Indonesia dikaruniai kekayaan alam yang melimpah, baik yang berada di darat maupun di laut. Sumber alam hutan Indonesia, merupakan salah satu hutan tropika yang terluas di dunia, yang diharapkan dapat terus berperan sebagai paru-paru dunia yang mampu meredam perubahan iklim global. Indonesia juga merupakan bagian dari kawasan Indo-Pasifik yang merupakan pusat keanekaragaman hayati dunia. Berdasarkan letak geografis dan keanekaragaman hayati tadi maka Indonesia dijuluki sebagai megadiversitas yang masuk dalam katagori tertinggi di dunia.
Menurut Sastrapradja dkk (1989) Flora Malesia sangat kaya dan ditaksir terdiri atas 1.500 paku-pakuan serta 28.000 jenis tumbuhan berbunga (fanerogam), yang sebagian besar terdapat di Indonesia. Kekayaan flora Indonesia yang besar antara lain merupakan akibat dari struktur vegetasi yang kompleks.
Posisi Indonesia selaku gudang sumber daya jenis yang penting terbukti dari kesepakatan para pakar yang mengakui kawasan ini sebagai salah satu bagian pusat keanekaragaman dunia. Kenyataan ini memang dapat disimpulkan dari besarnya jumlah jenis mahkluk yang dimiliki. Selanjutnya perlu diketahui bahwa memang banyak suku tumbuhan yang memilih kawasan Indonesia sebagai titik pusat konsentrasi keterdapatan dan persebarannya (Sastrapradja dkk, 1989).
Berkaitan dengan kekayaan keanekaragaman hayati Indonesia tadi dan kemudian dipadukan dengan kebhinekaan suku-suku bangsa yang mendiami kepulauan nusantara ini, maka akan terungkap tumbuhnya berbagai sistem pengetahuan tentang lingkungan alam. Pengetahuan ini akan berbeda dari kelompok satu ke kelompok lainnya, karena sangat tergantung pada tipe ekosistem mereka tinggal, dan tentu saja amat dipengaruhi oleh adat, tatacara, perilaku, pola hidup kelompoknya atau singkatnya pada tingkat kebudayaan suku-suku bangsa itu (Waluyo, 1993).

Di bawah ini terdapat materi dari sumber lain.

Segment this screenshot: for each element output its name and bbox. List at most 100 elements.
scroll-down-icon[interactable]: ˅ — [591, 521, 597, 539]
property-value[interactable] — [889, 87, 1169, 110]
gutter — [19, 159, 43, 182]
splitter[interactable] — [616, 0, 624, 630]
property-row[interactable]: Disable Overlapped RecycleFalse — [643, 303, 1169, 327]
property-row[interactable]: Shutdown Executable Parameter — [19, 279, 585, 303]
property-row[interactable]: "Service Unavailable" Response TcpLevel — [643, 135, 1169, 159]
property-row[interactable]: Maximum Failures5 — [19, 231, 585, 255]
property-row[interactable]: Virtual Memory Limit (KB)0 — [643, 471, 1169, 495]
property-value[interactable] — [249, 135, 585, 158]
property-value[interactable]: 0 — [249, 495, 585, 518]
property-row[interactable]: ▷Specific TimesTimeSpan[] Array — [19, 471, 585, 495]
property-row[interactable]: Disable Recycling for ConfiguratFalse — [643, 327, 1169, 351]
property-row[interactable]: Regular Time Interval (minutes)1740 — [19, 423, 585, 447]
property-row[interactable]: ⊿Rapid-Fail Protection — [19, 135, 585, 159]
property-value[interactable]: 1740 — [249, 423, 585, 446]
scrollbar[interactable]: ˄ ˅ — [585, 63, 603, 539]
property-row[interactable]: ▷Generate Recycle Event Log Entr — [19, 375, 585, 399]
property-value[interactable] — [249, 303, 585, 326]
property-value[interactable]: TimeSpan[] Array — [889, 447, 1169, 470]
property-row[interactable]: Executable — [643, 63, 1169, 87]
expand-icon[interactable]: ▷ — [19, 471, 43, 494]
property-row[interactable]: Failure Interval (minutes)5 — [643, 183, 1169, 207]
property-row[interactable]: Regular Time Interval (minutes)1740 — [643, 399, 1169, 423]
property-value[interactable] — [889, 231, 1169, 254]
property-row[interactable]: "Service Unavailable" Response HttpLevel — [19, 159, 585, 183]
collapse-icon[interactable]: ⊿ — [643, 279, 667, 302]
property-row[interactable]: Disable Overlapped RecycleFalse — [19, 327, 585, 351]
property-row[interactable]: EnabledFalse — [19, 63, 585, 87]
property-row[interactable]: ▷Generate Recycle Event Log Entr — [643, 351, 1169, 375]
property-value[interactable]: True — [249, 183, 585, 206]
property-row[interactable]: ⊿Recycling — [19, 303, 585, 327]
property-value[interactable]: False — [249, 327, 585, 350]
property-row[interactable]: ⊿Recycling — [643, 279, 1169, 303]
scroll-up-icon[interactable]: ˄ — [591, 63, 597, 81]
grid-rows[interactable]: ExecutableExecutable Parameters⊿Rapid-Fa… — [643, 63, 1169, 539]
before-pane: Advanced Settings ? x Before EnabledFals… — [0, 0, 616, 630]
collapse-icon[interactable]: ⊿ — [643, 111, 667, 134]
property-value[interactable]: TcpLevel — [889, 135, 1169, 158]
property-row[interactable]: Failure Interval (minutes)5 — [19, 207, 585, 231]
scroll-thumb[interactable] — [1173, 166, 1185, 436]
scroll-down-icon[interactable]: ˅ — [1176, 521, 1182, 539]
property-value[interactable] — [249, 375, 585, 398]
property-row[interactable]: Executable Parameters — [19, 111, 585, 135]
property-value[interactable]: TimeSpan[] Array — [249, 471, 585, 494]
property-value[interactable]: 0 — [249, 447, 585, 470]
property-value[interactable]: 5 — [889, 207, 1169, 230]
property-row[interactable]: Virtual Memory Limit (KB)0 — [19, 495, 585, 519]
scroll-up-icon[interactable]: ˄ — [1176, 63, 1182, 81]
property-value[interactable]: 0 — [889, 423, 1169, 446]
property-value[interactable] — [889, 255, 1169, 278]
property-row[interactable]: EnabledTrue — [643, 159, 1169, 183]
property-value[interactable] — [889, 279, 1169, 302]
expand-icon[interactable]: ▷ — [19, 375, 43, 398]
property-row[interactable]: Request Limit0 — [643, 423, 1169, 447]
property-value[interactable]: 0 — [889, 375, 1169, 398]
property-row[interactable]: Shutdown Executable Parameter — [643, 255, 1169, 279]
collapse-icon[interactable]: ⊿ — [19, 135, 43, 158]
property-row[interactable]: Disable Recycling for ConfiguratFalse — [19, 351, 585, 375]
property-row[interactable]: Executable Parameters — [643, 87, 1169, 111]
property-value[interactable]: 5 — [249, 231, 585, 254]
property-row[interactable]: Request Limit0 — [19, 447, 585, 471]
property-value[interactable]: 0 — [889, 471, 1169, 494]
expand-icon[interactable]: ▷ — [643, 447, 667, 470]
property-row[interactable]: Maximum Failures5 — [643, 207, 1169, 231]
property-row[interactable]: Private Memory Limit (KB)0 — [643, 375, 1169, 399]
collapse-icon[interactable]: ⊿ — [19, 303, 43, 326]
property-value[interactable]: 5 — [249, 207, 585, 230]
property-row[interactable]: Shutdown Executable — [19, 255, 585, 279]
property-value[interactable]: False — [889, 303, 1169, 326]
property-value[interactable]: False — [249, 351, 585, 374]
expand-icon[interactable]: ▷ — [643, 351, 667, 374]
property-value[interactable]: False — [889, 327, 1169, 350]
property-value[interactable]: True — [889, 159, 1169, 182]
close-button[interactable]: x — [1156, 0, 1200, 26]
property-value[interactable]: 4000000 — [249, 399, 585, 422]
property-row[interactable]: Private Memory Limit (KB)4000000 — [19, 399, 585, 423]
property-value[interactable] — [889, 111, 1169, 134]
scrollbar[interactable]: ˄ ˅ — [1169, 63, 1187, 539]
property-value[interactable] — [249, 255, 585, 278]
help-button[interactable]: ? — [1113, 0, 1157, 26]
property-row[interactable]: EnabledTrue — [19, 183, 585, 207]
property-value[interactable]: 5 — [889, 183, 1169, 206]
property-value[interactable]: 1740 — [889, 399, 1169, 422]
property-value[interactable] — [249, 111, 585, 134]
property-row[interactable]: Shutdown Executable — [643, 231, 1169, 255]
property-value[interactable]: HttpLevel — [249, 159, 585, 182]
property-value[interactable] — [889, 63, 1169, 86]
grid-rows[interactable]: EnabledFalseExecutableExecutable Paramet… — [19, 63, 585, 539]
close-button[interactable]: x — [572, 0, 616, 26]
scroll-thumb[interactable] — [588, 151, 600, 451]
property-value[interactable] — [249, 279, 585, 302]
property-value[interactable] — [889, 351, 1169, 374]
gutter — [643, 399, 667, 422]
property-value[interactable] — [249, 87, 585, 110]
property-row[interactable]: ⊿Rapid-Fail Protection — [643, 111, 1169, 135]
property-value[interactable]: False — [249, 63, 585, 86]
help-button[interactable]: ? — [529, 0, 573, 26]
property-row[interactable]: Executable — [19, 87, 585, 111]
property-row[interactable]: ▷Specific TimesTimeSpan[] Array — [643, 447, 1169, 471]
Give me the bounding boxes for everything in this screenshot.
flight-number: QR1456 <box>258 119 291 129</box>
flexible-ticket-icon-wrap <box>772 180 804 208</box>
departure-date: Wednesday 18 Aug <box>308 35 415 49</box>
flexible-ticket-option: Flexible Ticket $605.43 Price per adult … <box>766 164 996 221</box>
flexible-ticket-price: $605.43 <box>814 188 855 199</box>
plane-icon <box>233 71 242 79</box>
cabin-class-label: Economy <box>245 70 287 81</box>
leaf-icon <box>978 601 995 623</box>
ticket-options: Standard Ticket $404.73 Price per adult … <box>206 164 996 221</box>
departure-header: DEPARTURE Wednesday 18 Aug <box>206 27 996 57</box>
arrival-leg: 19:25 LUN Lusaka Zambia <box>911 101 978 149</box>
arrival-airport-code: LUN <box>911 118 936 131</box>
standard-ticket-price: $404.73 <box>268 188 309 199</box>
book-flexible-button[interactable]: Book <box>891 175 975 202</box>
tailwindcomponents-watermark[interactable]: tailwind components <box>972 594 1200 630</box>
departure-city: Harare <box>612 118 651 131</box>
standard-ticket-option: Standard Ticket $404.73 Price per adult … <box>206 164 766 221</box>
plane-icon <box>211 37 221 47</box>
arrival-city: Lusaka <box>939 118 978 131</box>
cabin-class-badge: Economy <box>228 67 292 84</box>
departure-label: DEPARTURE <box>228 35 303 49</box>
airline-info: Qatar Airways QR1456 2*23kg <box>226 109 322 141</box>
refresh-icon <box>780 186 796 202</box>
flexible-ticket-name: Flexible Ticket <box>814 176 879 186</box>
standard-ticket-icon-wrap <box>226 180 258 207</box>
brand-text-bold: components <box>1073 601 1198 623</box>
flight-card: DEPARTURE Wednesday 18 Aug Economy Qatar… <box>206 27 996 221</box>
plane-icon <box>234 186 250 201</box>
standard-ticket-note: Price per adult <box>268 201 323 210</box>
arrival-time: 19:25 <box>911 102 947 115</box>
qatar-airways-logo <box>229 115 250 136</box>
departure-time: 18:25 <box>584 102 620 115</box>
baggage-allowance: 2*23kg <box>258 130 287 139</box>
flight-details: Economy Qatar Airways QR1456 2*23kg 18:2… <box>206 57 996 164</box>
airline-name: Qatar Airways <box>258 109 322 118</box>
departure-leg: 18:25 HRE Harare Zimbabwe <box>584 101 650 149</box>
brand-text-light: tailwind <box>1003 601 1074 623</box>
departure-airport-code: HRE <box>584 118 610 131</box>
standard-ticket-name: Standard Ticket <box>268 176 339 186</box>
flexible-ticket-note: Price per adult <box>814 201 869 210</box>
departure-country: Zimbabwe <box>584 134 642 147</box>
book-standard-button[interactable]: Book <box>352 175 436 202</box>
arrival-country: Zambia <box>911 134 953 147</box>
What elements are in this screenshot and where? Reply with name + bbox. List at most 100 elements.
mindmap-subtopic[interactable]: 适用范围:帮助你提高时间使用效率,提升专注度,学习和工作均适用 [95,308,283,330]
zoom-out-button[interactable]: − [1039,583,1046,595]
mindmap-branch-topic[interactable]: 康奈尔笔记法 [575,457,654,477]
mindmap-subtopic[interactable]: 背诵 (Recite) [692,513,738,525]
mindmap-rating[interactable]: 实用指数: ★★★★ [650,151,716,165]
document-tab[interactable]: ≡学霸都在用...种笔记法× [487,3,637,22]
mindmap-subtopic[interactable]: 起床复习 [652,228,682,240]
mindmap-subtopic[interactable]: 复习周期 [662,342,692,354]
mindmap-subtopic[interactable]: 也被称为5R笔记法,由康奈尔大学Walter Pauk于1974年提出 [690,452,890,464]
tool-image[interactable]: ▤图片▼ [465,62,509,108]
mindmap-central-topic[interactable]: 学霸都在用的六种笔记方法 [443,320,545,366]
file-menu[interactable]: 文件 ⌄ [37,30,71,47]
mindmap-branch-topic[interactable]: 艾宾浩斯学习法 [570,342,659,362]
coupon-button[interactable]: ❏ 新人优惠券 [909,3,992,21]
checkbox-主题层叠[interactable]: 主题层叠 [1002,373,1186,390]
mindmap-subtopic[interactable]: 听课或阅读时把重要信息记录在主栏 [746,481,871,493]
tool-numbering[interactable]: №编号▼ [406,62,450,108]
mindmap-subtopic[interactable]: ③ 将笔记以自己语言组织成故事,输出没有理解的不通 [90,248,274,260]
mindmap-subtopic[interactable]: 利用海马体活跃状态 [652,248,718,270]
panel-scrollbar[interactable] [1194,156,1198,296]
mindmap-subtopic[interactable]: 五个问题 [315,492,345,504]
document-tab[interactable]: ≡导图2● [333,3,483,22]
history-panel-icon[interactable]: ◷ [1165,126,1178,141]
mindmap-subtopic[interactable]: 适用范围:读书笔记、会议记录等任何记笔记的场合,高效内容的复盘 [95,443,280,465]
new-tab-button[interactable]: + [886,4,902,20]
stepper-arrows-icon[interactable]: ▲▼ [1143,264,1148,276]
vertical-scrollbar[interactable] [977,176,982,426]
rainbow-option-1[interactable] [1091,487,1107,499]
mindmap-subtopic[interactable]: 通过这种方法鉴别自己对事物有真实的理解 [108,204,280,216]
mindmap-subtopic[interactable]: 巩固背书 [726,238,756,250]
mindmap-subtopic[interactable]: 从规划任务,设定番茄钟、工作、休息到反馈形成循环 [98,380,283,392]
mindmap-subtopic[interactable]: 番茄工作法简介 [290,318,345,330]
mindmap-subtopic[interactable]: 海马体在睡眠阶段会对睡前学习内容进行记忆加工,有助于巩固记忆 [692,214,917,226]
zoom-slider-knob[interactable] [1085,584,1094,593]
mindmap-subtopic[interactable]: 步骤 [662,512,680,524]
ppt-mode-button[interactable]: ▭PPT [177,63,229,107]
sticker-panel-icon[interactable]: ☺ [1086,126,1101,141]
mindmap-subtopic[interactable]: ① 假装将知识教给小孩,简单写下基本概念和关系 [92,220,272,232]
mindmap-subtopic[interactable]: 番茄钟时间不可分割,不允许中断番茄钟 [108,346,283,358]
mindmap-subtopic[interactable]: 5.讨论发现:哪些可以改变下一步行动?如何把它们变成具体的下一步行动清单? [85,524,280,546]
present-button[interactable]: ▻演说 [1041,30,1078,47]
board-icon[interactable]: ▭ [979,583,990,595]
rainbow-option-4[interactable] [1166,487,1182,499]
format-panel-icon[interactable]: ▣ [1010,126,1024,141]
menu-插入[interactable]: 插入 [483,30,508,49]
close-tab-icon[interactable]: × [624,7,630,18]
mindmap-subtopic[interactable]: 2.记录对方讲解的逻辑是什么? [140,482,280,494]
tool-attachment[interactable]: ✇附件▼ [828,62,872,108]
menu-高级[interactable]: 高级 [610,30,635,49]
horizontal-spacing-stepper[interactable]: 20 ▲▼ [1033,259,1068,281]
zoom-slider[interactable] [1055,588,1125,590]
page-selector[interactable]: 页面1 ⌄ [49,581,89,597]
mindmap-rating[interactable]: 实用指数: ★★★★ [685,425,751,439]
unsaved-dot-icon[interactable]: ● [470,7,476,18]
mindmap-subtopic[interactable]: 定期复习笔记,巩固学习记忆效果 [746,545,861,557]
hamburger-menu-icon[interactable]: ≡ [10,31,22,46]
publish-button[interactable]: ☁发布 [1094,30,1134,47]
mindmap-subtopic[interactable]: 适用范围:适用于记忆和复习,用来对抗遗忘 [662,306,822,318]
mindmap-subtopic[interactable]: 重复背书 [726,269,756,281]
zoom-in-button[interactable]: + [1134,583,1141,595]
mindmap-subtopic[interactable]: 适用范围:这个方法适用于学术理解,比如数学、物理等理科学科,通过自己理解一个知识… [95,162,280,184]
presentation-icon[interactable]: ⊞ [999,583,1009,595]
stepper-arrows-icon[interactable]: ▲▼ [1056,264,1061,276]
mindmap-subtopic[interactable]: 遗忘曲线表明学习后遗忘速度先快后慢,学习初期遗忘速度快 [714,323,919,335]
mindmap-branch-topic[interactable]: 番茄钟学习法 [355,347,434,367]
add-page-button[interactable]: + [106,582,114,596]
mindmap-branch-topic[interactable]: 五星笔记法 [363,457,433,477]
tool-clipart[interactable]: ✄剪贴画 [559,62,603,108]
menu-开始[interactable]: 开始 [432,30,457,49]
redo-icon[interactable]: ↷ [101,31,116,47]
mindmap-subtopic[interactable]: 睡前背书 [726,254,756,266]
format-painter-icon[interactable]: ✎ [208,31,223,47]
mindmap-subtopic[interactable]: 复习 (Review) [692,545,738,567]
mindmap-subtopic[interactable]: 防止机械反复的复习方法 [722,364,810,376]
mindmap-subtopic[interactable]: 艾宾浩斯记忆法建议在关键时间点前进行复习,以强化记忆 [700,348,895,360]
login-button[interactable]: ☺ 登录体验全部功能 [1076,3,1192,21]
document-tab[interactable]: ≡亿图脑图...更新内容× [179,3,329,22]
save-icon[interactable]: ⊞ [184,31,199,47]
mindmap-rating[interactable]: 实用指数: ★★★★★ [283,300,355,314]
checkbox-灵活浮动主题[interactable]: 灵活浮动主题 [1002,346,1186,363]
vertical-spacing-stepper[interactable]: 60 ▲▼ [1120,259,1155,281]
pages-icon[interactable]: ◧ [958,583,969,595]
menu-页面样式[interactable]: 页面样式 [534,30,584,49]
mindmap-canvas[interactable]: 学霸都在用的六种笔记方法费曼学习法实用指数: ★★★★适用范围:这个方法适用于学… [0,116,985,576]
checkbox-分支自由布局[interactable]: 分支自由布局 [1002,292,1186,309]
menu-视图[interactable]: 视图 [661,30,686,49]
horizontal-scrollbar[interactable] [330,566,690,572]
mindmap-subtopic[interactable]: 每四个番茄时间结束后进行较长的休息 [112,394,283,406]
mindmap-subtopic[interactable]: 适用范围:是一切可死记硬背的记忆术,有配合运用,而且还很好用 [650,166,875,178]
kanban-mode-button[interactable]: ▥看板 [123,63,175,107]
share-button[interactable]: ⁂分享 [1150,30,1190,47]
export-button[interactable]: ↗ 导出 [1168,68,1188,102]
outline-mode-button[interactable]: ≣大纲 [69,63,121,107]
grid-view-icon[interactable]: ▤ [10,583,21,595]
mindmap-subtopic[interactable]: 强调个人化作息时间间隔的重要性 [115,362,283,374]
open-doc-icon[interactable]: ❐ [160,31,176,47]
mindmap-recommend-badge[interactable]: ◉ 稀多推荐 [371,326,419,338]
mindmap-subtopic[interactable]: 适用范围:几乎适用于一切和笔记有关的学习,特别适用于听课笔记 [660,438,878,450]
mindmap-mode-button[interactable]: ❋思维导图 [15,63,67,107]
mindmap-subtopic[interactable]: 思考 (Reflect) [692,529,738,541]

Karena peran manusia atau kelompok etnis ini dengan segala tata cara kehidupannya sangat menentukan nasib lingkungan, maka perlu ditelaah bagaimana konsep dan pemahaman serta penguasaan pengetahuannya dalam mengolah sumberdaya hayati tadi. Sehingga pada akhir-akhir ini banyak ilmuwan yang mulai tertarik untuk mengkaji pengetahuan pribumi (indigenous knowledge) dan pemahaman alam sekitar oleh masyarakat setempat.
Edibilitas atau ketermakanan merupakan pertanyaan pertama sekaligus awal pemanfaatan tumbuhan oleh manusia sejak terbitnya fajar peradabannya (Rifai, 1994). Pemanfaatan lainnya lalu berkembang meliputi segala maksud dan keperluan, terutama yang berkenaan dengan makna budaya, jadi tak hanya sekedar nilai ekonominya saja (Rifai, 1998).
Jika kita memanfaatkan sesuatu berarti kita mengambil manfaat atau kegunaan dari sesuatu tersebut. Sehubungan dengan keanekaragaman hayati maka memanfaatkan, mempelajari dan menyelamatkannya merupakan upaya-upaya dalam strategi konservasi (Wilson, 1995). Upaya-upaya ini juga tergambar dalam budaya dan pengetahuan asli lokal, seperti masyarakat dayak Kenyah di Kalimantan Timur. Unsur kearifan lokal ini walaupun tradisional adalah salah satu kekayaan bangsa yang sangat tak ternilai harganya, karena merupakan sumber bagi pengembangan ide-ide alternatif di masa kini (Adimihardja, 1996) dan menjadi landasan kuat bagi teknologi mutakhir (Rifai & Walujo, 1992).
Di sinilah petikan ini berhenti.